DeFi Lending Yields & Cross-Pool Comparison
· Updated daily
As of Jun 2026, the cross-pool average DeFi lending yield stands at 2.88%, classified as Compressed Yields. The highest-yielding pool is AAVE V3 · ETH · DAI at 3.44%, while the lowest is AAVE V3 · Arbitrum · USDC at 2.20% — a cross-pool spread of 1.24pp. This page tracks the base APY ("apy_base", excluding token incentives) across 5 major institutional stablecoin lending pools: Aave V3 on Ethereum (USDC, USDT, DAI), Compound V3 on Ethereum (USDC), and Aave V3 on Arbitrum (USDC). Comparing across pools reveals when one venue is offering a yield premium versus the rest of the market — useful for both yield-seekers and for reading market structure. A premium that holds across multiple pools is a real DeFi rate signal; one isolated to a single pool is usually a transient liquidity event. Data sourced from the DefiLlama Yields API, daily from Oct 2022.
Per-Pool Yields Over Time
Base APY for each tracked pool. Default view is a 7-day moving average to remove single-day liquidity spikes; toggle to Raw to see the original noise, or 30D MA for structural trend. When the lines bunch together, the cross-pool market is well-arbitraged; when they fan out, idiosyncratic borrowing demand is pushing one venue above the rest.

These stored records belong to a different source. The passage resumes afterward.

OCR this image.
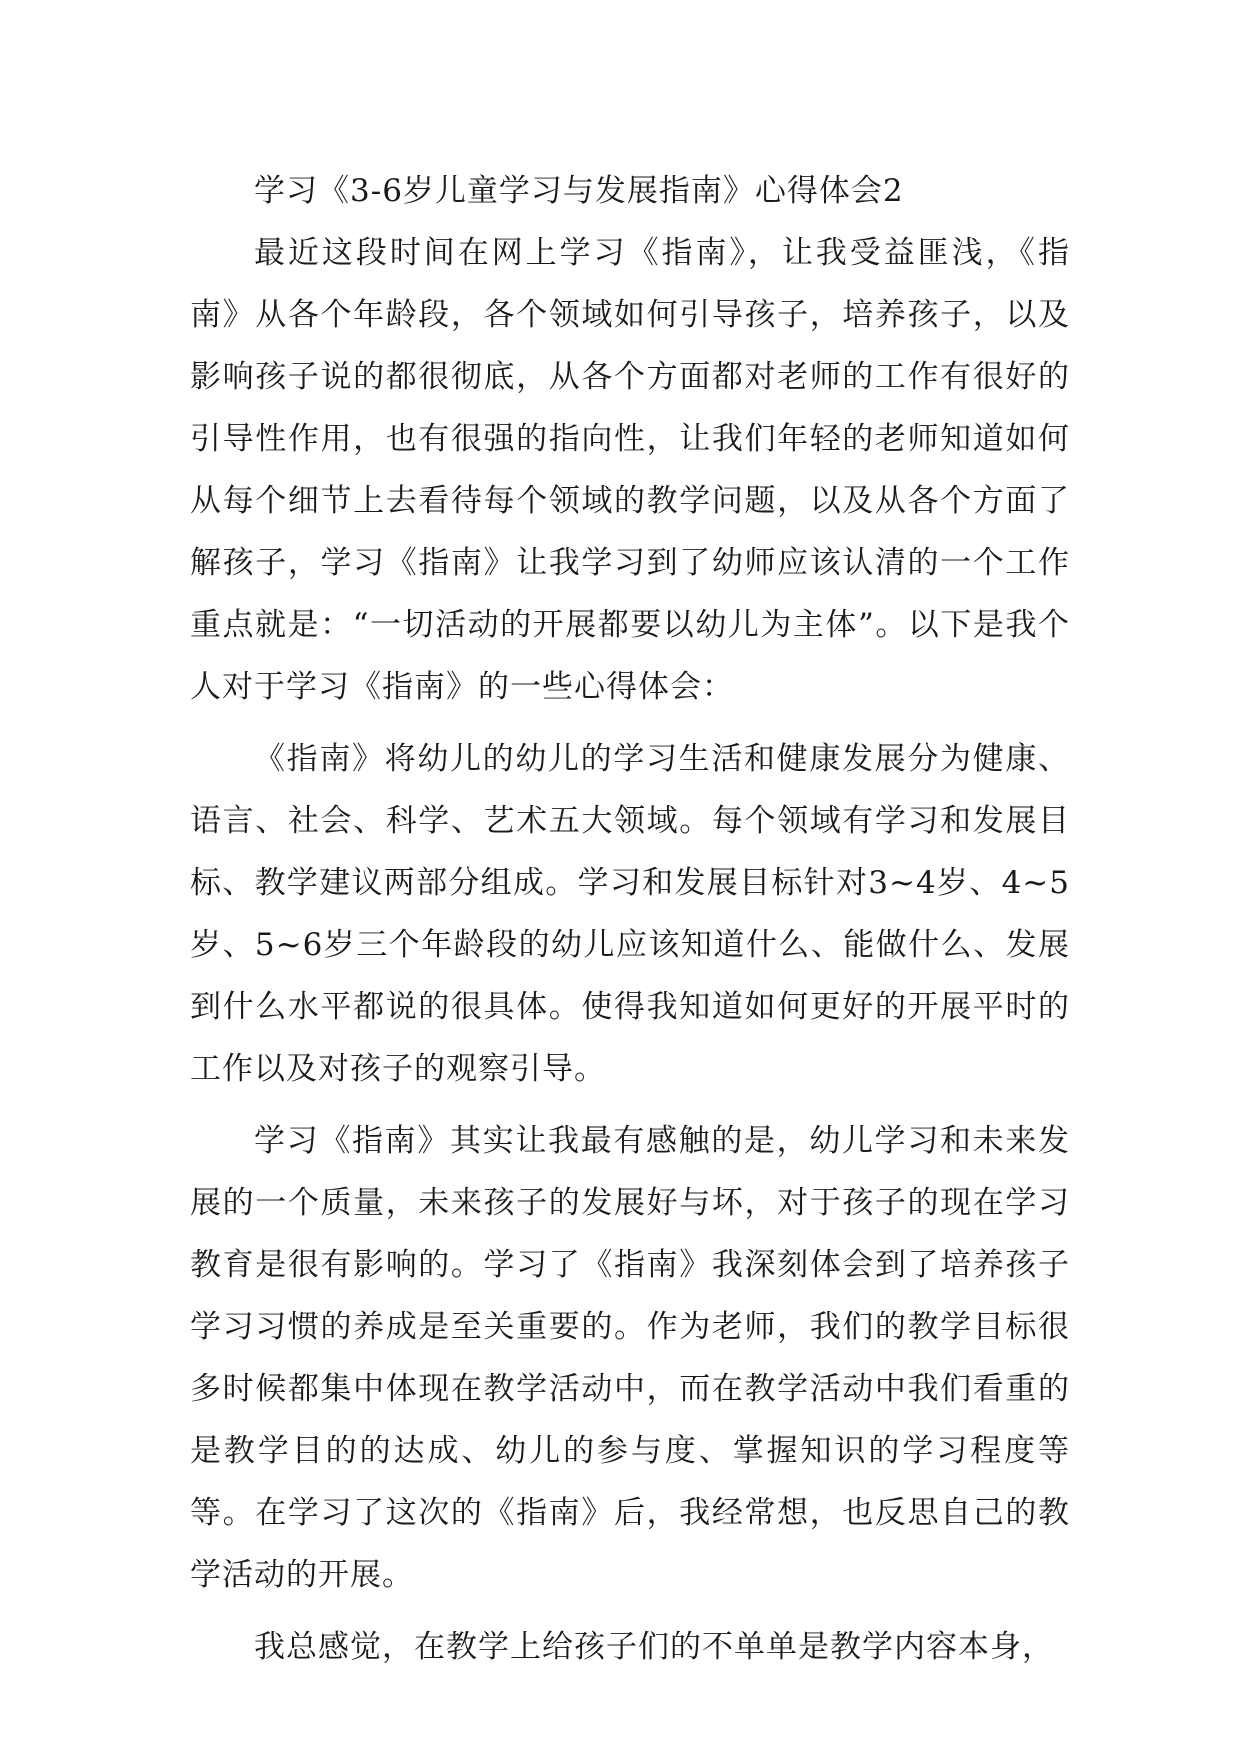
学习《3-6岁儿童学习与发展指南》心得体会2

最近这段时间在网上学习《指南》，让我受益匪浅，《指南》从各个年龄段，各个领域如何引导孩子，培养孩子，以及影响孩子说的都很彻底，从各个方面都对老师的工作有很好的引导性作用，也有很强的指向性，让我们年轻的老师知道如何从每个细节上去看待每个领域的教学问题，以及从各个方面了解孩子，学习《指南》让我学习到了幼师应该认清的一个工作重点就是：“一切活动的开展都要以幼儿为主体”。以下是我个人对于学习《指南》的一些心得体会：

《指南》将幼儿的幼儿的学习生活和健康发展分为健康、语言、社会、科学、艺术五大领域。每个领域有学习和发展目标、教学建议两部分组成。学习和发展目标针对3~4岁、4~5岁、5~6岁三个年龄段的幼儿应该知道什么、能做什么、发展到什么水平都说的很具体。使得我知道如何更好的开展平时的工作以及对孩子的观察引导。

学习《指南》其实让我最有感触的是，幼儿学习和未来发展的一个质量，未来孩子的发展好与坏，对于孩子的现在学习教育是很有影响的。学习了《指南》我深刻体会到了培养孩子学习习惯的养成是至关重要的。作为老师，我们的教学目标很多时候都集中体现在教学活动中，而在教学活动中我们看重的是教学目的的达成、幼儿的参与度、掌握知识的学习程度等等。在学习了这次的《指南》后，我经常想，也反思自己的教学活动的开展。

我总感觉，在教学上给孩子们的不单单是教学内容本身，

Cross-Pool Average Yield vs Stablecoin Supply
Average base APY across all tracked pools (right axis, blue) overlaid with total stablecoin market cap (left axis, green). Fed regime bands annotate policy periods. When DeFi yields are structurally elevated (above ~5%), stablecoin supply tends to expand; when compressed (below ~3%), T-bills win and supply contracts. The 2022 hike cycle drove the average from ~8% to ~1.5%, coinciding with the supply contraction from $180B to $130B.

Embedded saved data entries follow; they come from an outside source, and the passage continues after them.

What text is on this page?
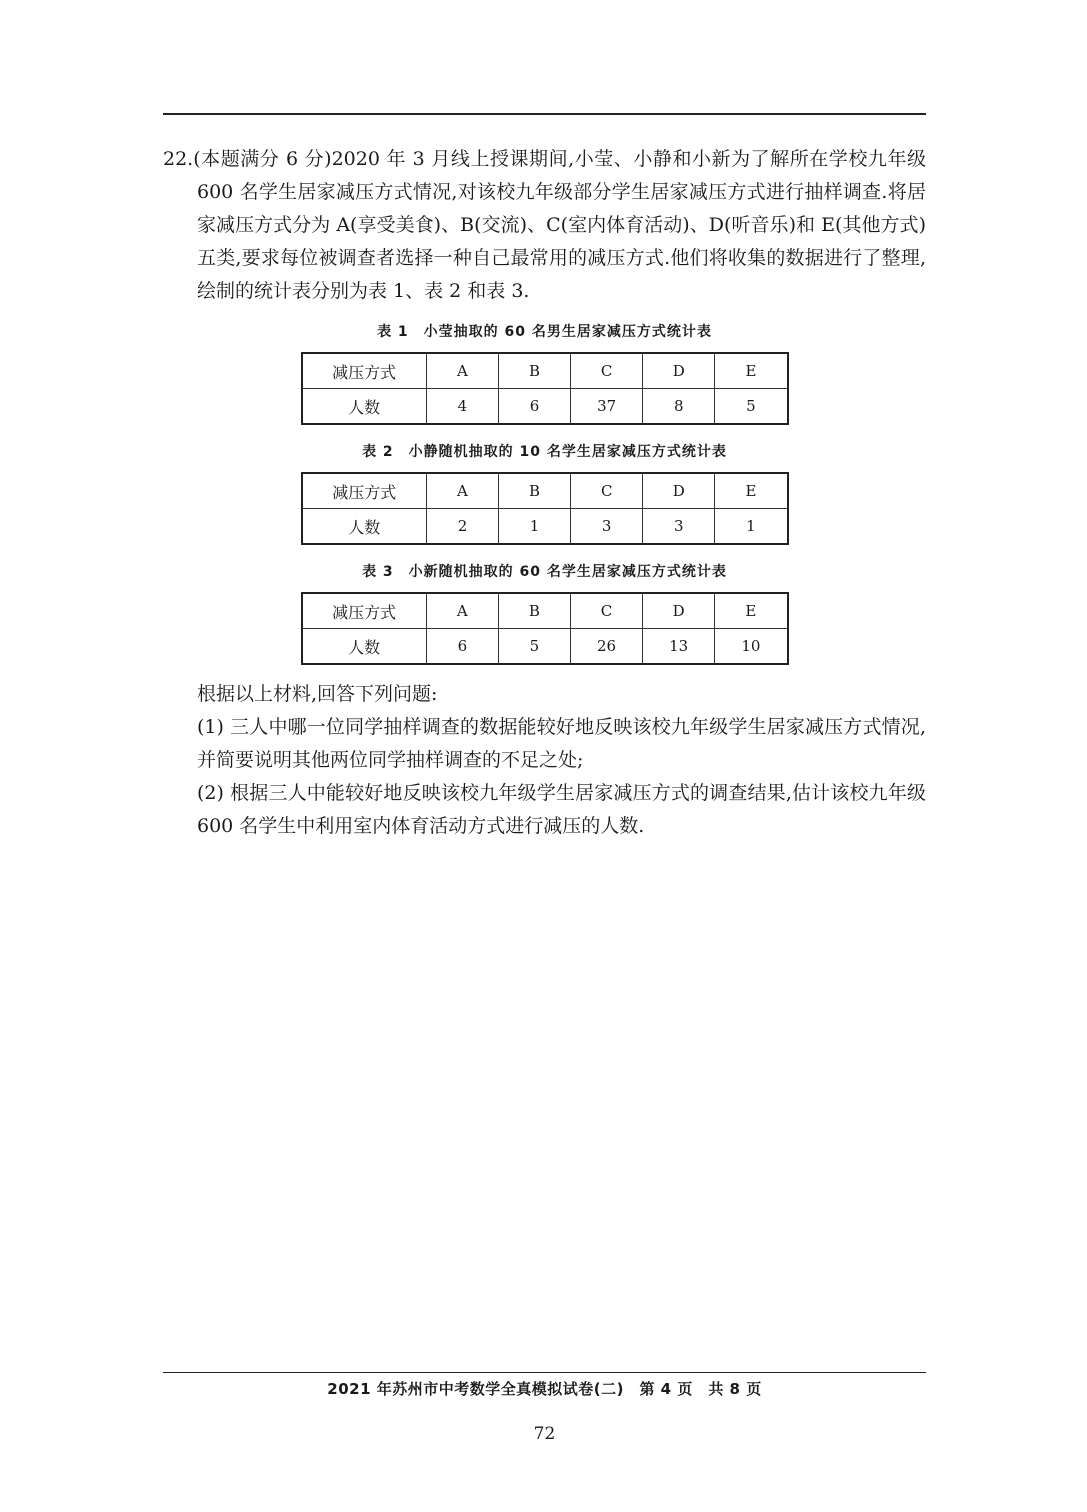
22.(本题满分 6 分)2020 年 3 月线上授课期间,小莹、小静和小新为了解所在学校九年级 600 名学生居家减压方式情况,对该校九年级部分学生居家减压方式进行抽样调查.将居家减压方式分为 A(享受美食)、B(交流)、C(室内体育活动)、D(听音乐)和 E(其他方式)五类,要求每位被调查者选择一种自己最常用的减压方式.他们将收集的数据进行了整理,绘制的统计表分别为表 1、表 2 和表 3.

表 1　小莹抽取的 60 名男生居家减压方式统计表
减压方式	A	B	C	D	E
人数	4	6	37	8	5
表 2　小静随机抽取的 10 名学生居家减压方式统计表
减压方式	A	B	C	D	E
人数	2	1	3	3	1
表 3　小新随机抽取的 60 名学生居家减压方式统计表
减压方式	A	B	C	D	E
人数	6	5	26	13	10

根据以上材料,回答下列问题:

(1) 三人中哪一位同学抽样调查的数据能较好地反映该校九年级学生居家减压方式情况,并简要说明其他两位同学抽样调查的不足之处;

(2) 根据三人中能较好地反映该校九年级学生居家减压方式的调查结果,估计该校九年级 600 名学生中利用室内体育活动方式进行减压的人数.

2021 年苏州市中考数学全真模拟试卷(二)　第 4 页　共 8 页
72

Current Yields — Bar Chart
Latest base APY for each pool, sorted high to low. Green bars indicate the highest-yielding pool; red the lowest. The visible spread shows how far cross-pool rates have diverged on the most recent observation.
DeFi base yields are well above T-bill levels. Strong stablecoin deployment incentive — capital flows on-chain. Typically reflects Fed easing cycles or sustained crypto borrow demand. The 2021 cycle peaked here.
Yields are competitive with T-bills. Stablecoin supply growth is supported but not aggressive. Cross-pool dispersion is typically narrow — most pools sit within 1–2 percentage points of the average. The 2024–2025 environment.
DeFi yields below T-bill levels. Stablecoin deployment incentive is weakening. Capital tends to rotate to off-chain risk-free yield. The 2023 environment that drove the supply contraction.
Effectively no on-chain yield premium. Rare regime — typically reflects deep crypto market quiet (low borrow demand) or aggressive Fed tightening that drains the rate environment. Stablecoin supply contracts.
Pools tracked: Aave V3 Ethereum USDC, USDT, DAI; Compound V3 Ethereum USDC; Aave V3 Arbitrum USDC. Five pools spanning the two largest institutional lending protocols, two networks (L1 + L2), and the three major stablecoins.
Source: DefiLlama Yields API daily snapshots. The yields API consolidates on-chain rate data across DeFi protocols with verified pool IDs and audited methodology. Stored in the local `defi_rates` TimescaleDB hypertable.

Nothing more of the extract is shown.